Member of the Legislative Assembly of Manitoba for Swan River
- In office April 26, 1988 – September 11, 1990
- Preceded by: Len Harapiak
- Succeeded by: Rosann Wowchuk

Personal details
- Born: February 6, 1937 Winnipegosis, Manitoba
- Died: August 9, 2010 (aged 73)
- Political party: Progressive Conservative Party.

= Parker Burrell =

Canadian politician

Parker Burrell (February 6, 1937 – August 9, 2010) was a politician in Manitoba, Canada. He was a member of the Legislative Assembly of Manitoba from 1988 to 1990, representing the northern riding of Swan River for the Progressive Conservative Party.

Burrell was educated at The Pas, Manitoba, and received a Certificate of Communications in Cranberry Portage. He worked as a commercial fisherman before entering political life, and was a Director of the Manitoba Federation of Fishermen for a time.

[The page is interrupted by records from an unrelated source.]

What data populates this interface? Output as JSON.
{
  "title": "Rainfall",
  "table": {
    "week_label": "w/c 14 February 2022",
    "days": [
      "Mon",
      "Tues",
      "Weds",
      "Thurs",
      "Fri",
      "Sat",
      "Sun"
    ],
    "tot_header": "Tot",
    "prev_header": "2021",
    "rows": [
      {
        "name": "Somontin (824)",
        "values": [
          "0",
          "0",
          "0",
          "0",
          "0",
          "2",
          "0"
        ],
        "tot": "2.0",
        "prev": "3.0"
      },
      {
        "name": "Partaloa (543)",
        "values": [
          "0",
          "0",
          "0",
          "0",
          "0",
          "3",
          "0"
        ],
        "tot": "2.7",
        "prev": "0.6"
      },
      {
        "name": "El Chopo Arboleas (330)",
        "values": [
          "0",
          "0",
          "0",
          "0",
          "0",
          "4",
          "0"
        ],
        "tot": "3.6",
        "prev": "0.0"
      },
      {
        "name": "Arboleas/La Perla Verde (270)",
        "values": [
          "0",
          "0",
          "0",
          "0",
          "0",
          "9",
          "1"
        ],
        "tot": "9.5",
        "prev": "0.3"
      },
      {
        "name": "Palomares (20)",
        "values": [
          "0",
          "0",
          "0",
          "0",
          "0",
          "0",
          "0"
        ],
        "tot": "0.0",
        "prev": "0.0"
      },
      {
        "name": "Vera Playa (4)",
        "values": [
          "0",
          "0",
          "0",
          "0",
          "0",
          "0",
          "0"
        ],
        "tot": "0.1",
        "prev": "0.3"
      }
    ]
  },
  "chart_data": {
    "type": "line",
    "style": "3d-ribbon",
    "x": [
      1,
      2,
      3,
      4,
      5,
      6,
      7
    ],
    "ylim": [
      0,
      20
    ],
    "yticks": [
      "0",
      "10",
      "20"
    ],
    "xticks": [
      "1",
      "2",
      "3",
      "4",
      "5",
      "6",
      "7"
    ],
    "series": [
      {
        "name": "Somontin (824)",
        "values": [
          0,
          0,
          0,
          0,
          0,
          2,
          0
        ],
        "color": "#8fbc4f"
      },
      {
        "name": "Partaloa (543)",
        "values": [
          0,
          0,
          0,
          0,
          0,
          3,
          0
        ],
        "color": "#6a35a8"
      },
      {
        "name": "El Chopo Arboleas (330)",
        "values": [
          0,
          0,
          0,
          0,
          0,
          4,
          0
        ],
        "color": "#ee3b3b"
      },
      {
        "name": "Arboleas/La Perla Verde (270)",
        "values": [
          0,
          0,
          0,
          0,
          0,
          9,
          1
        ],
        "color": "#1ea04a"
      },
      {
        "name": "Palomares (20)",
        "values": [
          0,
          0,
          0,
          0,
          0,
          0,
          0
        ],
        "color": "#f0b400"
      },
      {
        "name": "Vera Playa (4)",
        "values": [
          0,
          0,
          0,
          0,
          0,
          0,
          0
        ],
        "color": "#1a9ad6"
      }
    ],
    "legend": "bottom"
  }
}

He was elected to the Manitoba legislature in the 1988 election, defeating star NDP incumbent Len Harapiak in Swan River. Despite being the only Tory MLA from northern Manitoba, he was not appointed to a cabinet position in the government of Premier Gary Filmon. In the 1990 election, he was defeated by NDP candidate Rosann Wowchuk (Harapiak's sister), 3872 votes to 3639. He did not run for political office again.

In the mid-1990s, he received a significant loan from the Filmon government to construct a fish packing plant.